Bir rivayette (yine bu hadiste), ‘el-mehdiyyîn’ ifadesi yer alır. Bu, Allah’ın onları hakka hidayet ettiğini ve onları sapıklığa düşürmediğini gösterir.
Yani yöneticiler üç sınıftır:
1. Raşid: Hakkı bilir ve ona uyar.
2. Ğâvî (sapan): Hakkı bilir ama ona uymaz.
3. Dâll (sapmış): Hakkı hiç bilmeyen kimsedir.
Dolayısıyla her raşid aynı zamanda hidayet üzere olandır. Ve kim tam bir hidayet üzereyse, o raşid demektir. Çünkü hidayet ancak hakkı bilmekle ve ona uymakla tamam olur.” [7]

Raşidlik, hidayet ve isabet vasıfları aynı seviyede değildir; bunlar sabit ve genel sıfatlar olsa da, bu vasıfları taşıyanların dereceleri farklıdır. Dört büyük Raşid halife arasında dahi rüşd (doğruluk) ve hidayet sıfatlarında derece farkı vardır. Aynı şekilde bütün sahabiler, sahabelik şerefini taşısalar da bu meziyet açısından katmanlara, derecelere ayrılırlar. Nitekim İmam Mâlik ve İmam Ahmed’den nakledilen görüşe göre: “Resûlullah sallallahu aleyhi ve sellem’i bir sene, bir ay, bir gün gören, ya da onu mü’min olarak bir defa dahi görmüş olan kişi sahabidir; bu kimse sahabelik vasfını o kadarlık bir payla taşır.”

Buna göre, sahabiler arasında onu bir defa görenler, birkaç gün onunla birlikte olanlar, zaman zaman görüşenler ve senelerce beraber olanlar bulunur. Hepsi sahabidir, fakat dereceleri farklıdır.

Peygamberler arasında bile bu derece farkı mevcuttur. Zira Yüce Allah şöyle buyurur:
“İşte o peygamberlerden kimini kimine üstün kıldık…” (Bakara, 253)
Ve şöyle buyurur:
“Andolsun ki peygamberlerden kimini kimine üstün kıldık.” (İsrâ, 55)

Eğer dört Raşid halife, peygamber olmayanlar arasında en üstün örneklerse, hiç şüphe yok ki Ömer b. Abdülaziz onların makamının altındadır. Ancak buna rağmen, o da Raşid halifeler arasında sayılmaya hak kazanmıştır.

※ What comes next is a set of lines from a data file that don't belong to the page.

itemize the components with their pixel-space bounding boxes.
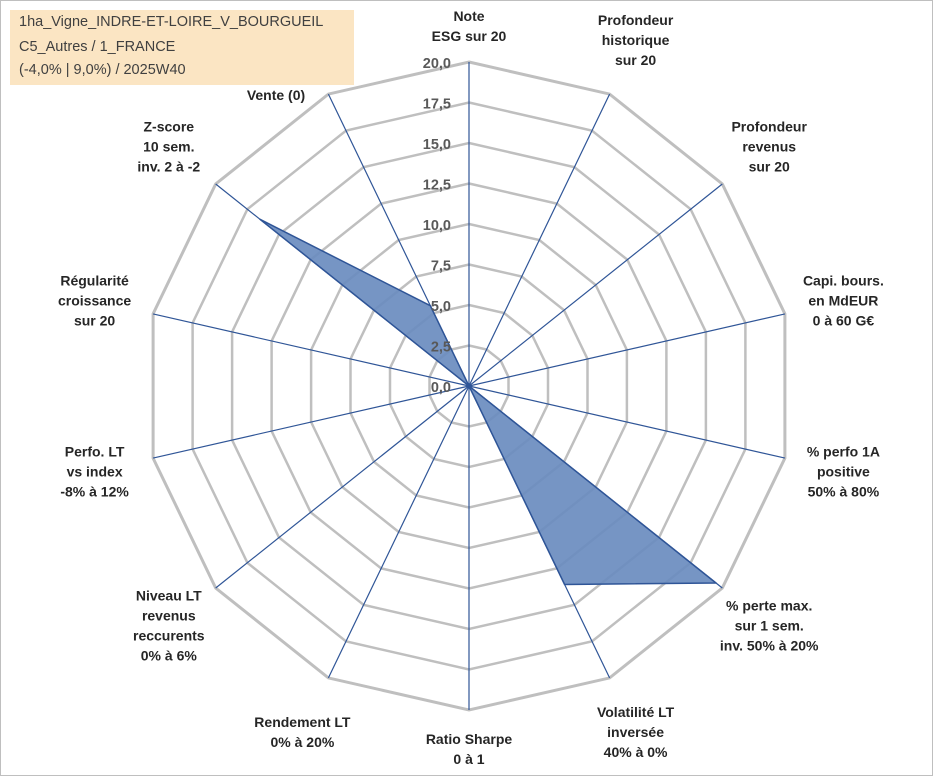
axis-spoke <box>327 385 470 679</box>
axis-label: % perte max. sur 1 sem. inv. 50% à 20% <box>720 597 819 653</box>
tick-label: 2,5 <box>431 340 451 356</box>
radar-tick-labels: 0,0 2,5 5,0 7,5 10,0 12,5 15,0 17,5 20,0 <box>423 56 451 396</box>
axis-spoke <box>468 313 786 387</box>
axis-spoke <box>468 385 786 459</box>
info-range-week: (-4,0% | 9,0%) / 2025W40 <box>19 62 186 78</box>
tick-label: 5,0 <box>431 299 451 315</box>
tick-label: 10,0 <box>423 218 451 234</box>
info-title: 1ha_Vigne_INDRE-ET-LOIRE_V_BOURGUEIL <box>19 14 324 30</box>
axis-label: Régularité croissance sur 20 <box>58 273 131 329</box>
axis-spoke <box>468 93 611 387</box>
axis-spoke <box>152 385 470 459</box>
info-box: 1ha_Vigne_INDRE-ET-LOIRE_V_BOURGUEIL C5_… <box>10 10 354 85</box>
info-category: C5_Autres / 1_FRANCE <box>19 39 176 55</box>
series-area <box>259 218 717 586</box>
radar-series <box>259 218 717 586</box>
tick-label: 17,5 <box>423 97 451 113</box>
axis-label: Rendement LT 0% à 20% <box>254 714 351 750</box>
axis-label: Note ESG sur 20 <box>432 8 507 44</box>
axis-label: Volatilité LT inversée 40% à 0% <box>597 704 675 760</box>
axis-label: Z-score 10 sem. inv. 2 à -2 <box>137 119 200 175</box>
axis-label: Ratio Sharpe 0 à 1 <box>426 731 513 767</box>
tick-label: 20,0 <box>423 56 451 72</box>
axis-label: Perfo. LT vs index -8% à 12% <box>60 443 129 499</box>
tick-label: 7,5 <box>431 259 451 275</box>
axis-label: % perfo 1A positive 50% à 80% <box>807 443 880 499</box>
axis-spoke <box>468 183 723 387</box>
axis-label: Profondeur historique sur 20 <box>598 12 674 68</box>
tick-label: 15,0 <box>423 137 451 153</box>
axis-label: Capi. bours. en MdEUR 0 à 60 G€ <box>803 273 884 329</box>
axis-spoke <box>152 313 470 387</box>
tick-label: 12,5 <box>423 178 451 194</box>
axis-spoke <box>215 385 470 589</box>
axis-label: Niveau LT revenus reccurents 0% à 6% <box>133 587 205 663</box>
tick-label: 0,0 <box>431 380 451 396</box>
radar-axis-labels: Note ESG sur 20 Profondeur historique sur 20… <box>58 8 884 767</box>
axis-label: Profondeur revenus sur 20 <box>731 119 807 175</box>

Bu durumda, Müslümanlar arasında -unvanları ne olursa olsun- eğer bir yönetici nübüvvet yöntemi üzere hareket ediyor, Raşid halifelerin yolunu takip ediyor, genel haliyle rüşd, hidayet ve istikamet üzere bulunuyorsa, biz o kimseyi Raşid halife olarak saymaktan geri durmamalıyız. Hatta bu kişi, dört halifenin derecesine erişmemiş, Ömer b. Abdülaziz’in seviyesine de ulaşamamış olsa bile… Çünkü genel kural şudur: Bir şeyin benzeri, hükmünde onun gibidir.

Eğer bu anlayışı esas alır, tarihimize bu gözle bakarsak, göreceğiz ki Raşid halifeler sadece dört ya da beş kişiyle sınırlı değildir. Bilakis sayıları kırka, hatta elliye yaklaşmaktadır. Ve tarihimizin tamamı da ne ısırıcı saltanat, ne cebri saltanattır; aksine, hadiste belirtildiği gibi bu dönemler arasında bir değişim söz konusudur: Bazen rüşd, bazen ısırıcı (mirasî), bazen cebri saltanat görülmüştür.

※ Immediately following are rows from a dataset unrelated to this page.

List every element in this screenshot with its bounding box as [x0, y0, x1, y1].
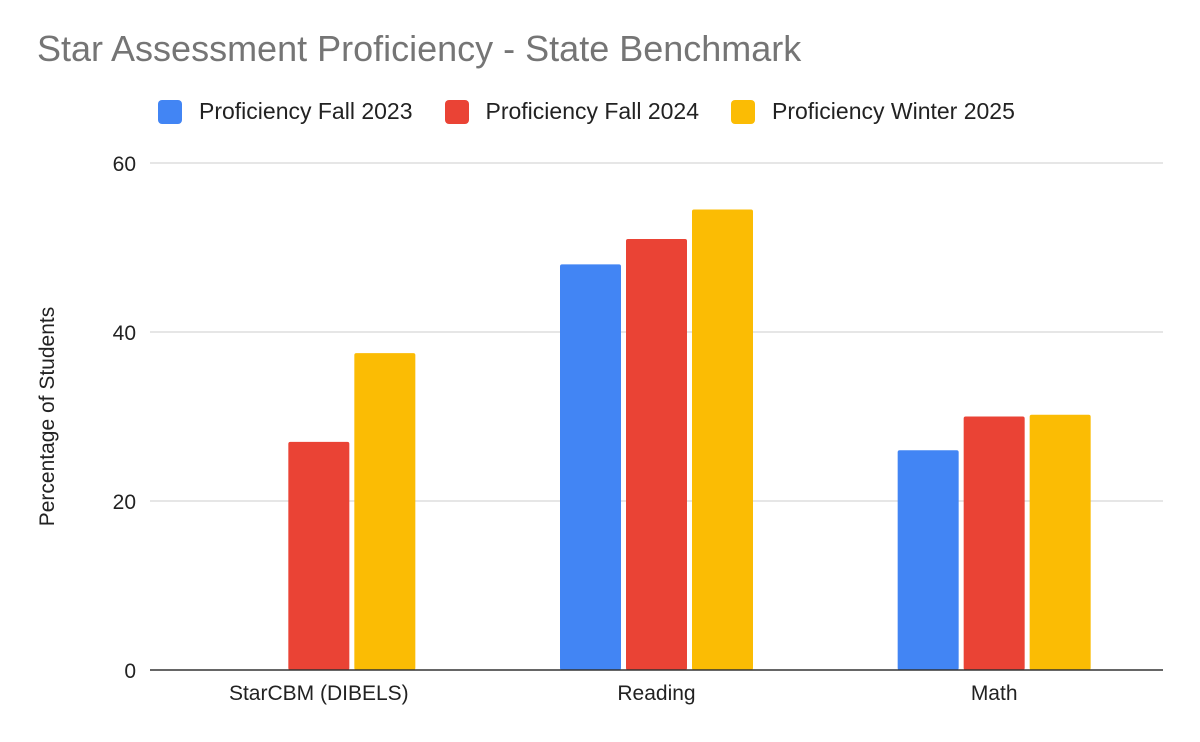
axis-labels: 0 20 40 60 StarCBM (DIBELS) Reading Math Percen… [36, 153, 1018, 705]
bar-math-series-2[interactable] [1029, 414, 1091, 670]
bars [288, 209, 1091, 671]
legend-swatch-fall-2023 [158, 99, 182, 124]
x-tick-label-1: Reading [617, 682, 695, 705]
y-tick-label-40: 40 [113, 322, 136, 345]
y-axis-title: Percentage of Students [36, 307, 59, 527]
bar-starcbm-dibels-series-2[interactable] [354, 353, 416, 670]
legend-swatch-winter-2025 [731, 99, 755, 124]
y-tick-label-20: 20 [113, 491, 136, 514]
chart-title: Star Assessment Proficiency - State Benc… [37, 28, 802, 69]
legend-label-fall-2024: Proficiency Fall 2024 [485, 98, 700, 124]
bar-reading-series-2[interactable] [692, 209, 753, 670]
legend-label-winter-2025: Proficiency Winter 2025 [772, 98, 1015, 124]
y-tick-label-0: 0 [124, 660, 136, 683]
legend-swatch-fall-2024 [444, 99, 469, 124]
bar-math-series-1[interactable] [963, 416, 1025, 671]
bar-math-series-0[interactable] [897, 450, 959, 670]
bar-reading-series-0[interactable] [560, 264, 621, 670]
legend-item-winter-2025[interactable]: Proficiency Winter 2025 [731, 98, 1015, 125]
x-tick-label-0: StarCBM (DIBELS) [229, 682, 409, 705]
x-tick-label-2: Math [971, 682, 1018, 705]
legend-item-fall-2024[interactable]: Proficiency Fall 2024 [444, 98, 700, 125]
legend-label-fall-2023: Proficiency Fall 2023 [199, 98, 413, 124]
legend: Proficiency Fall 2023 Proficiency Fall 2… [158, 98, 1047, 125]
legend-item-fall-2023[interactable]: Proficiency Fall 2023 [158, 98, 413, 125]
bar-starcbm-dibels-series-1[interactable] [288, 441, 350, 670]
bar-reading-series-1[interactable] [626, 239, 687, 671]
y-tick-label-60: 60 [113, 153, 136, 176]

Sonuç olarak demek istediğim şudur ki:
Raşid yönetim ve Raşid yöneticiler devri, Müslümanların yüzüne kapanmış değildir. Onların tek yapması gereken şey, ahir zamanı beklemek değildir. Bilakis, Müslümanların her zaman ve her yerde, Raşid olanları iş başına getirmeye, fasıkları uzaklaştırmaya, zalim istibdatçılardan kurtulmaya çalışmaları gerekir.

Ve bütün bunlar -sebep ve kanunları çerçevesinde- her zaman ve her yerde mümkündür.

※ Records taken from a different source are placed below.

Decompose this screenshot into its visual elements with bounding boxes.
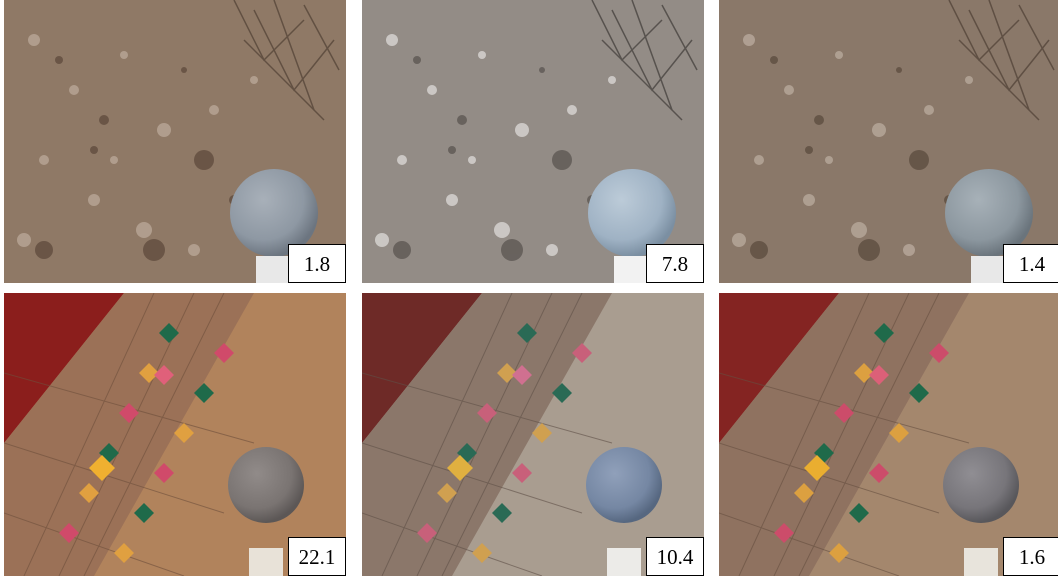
value-label: 1.4 [1003, 244, 1058, 283]
photo-panel-desert-2: 7.8 [362, 0, 704, 283]
photo-panel-desert-3: 1.4 [719, 0, 1058, 283]
desert-scene-image [719, 0, 1058, 283]
photo-panel-tiles-2: 10.4 [362, 293, 704, 576]
photo-panel-tiles-1: 22.1 [4, 293, 346, 576]
tile-floor-scene-image [719, 293, 1058, 576]
tile-floor-scene-image [362, 293, 704, 576]
value-label: 1.6 [1003, 537, 1058, 576]
photo-panel-tiles-3: 1.6 [719, 293, 1058, 576]
value-label: 22.1 [288, 537, 346, 576]
tile-floor-scene-image [4, 293, 346, 576]
value-label: 7.8 [646, 244, 704, 283]
desert-scene-image [4, 0, 346, 283]
desert-scene-image [362, 0, 704, 283]
value-label: 10.4 [646, 537, 704, 576]
value-label: 1.8 [288, 244, 346, 283]
photo-panel-desert-1: 1.8 [4, 0, 346, 283]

Ve başarı Allah’tandır. O, salih kullarının sahibidir.

Dipnotlar:

[1] Hâbib b. Sâlim (rahmetullahi aleyh), tâbiîn neslinden bir âlimdir. Enes bin Mâlik’in oğlu Numân bin Beşîr’in kölesi ve kâtibidir. Hadis rivayetinde güvenilir (sika) olarak kabul edilmiştir.

[2] Molla Ali el-Kârî’nin “Mirkātü’l-Mefâtîh Şerhu Mişkâtü’l-Masâbîh” adlı eserinin 8. cildinin 3376. sayfasından alıntıdır. Bu eserde yazar, “Sonra yeniden Raşidî hilafet gelecek” ifadesinin Hz. İsa ve Mehdi zamanına işaret ettiğini söyler.

[3] Bu ifade, “Lem‘âtü’t-Tenkîh fî Şerhi Mişkâtü’l-Masâbîh” adlı eserin 8. cildinin 578. sayfasındandır. Eserin yazarı Hindistanlı hadis âlimi Abdü’l-Hak ed-Dihlevî’dir. O da, bu hadisle kastedilenin Hz. İsa ve Mehdi dönemi olduğunu belirtir.

[4] Merhum Said Havvâ’nın “el-Esâs fî’s-Sünneti ve Fıkhuhâ” adlı eserinden, 2. cilt 960. sayfa. O da bu hadisi, ahir zamanda Mehdi ile yeniden dirilecek Raşidî hilafete delil olarak yorumlar.

[5] İbn Teymiyye’nin “Mecmû‘u’l-Fetâvâ” adlı eserinden, 35. cilt, 20. sayfa. Burada İbn Teymiyye, “Yöneticilerin bozulması sadece kendi kusurlarından değil, yönettikleri halkın da kusurlarındandır” diyerek ümmetin tümünü sorumluluk çerçevesine dâhil eder.

[6] İbn Receb el-Hanbelî’nin “Câmi‘u’l-Ulûm ve’l-Hikem” adlı eserinin 264. sayfasından bir alıntı. Burada İbn Receb, İmam Ömer b. Abdülaziz’in de Raşid halifelerden sayıldığını ve sahabe sonrası nesiller tarafından bu şekilde kabul edildiğini nakleder.

[7] Aynı şekilde, İbn Receb’in “Câmi‘u’l-Ulûm ve’l-Hikem” adlı eserinden, 23. sayfa. Bu bölümde raşidlik, hidayet ve dalâletin tanımı yapılır; raşidin hakkı bilen ve ona tabi olan kişi olduğu açıklanır.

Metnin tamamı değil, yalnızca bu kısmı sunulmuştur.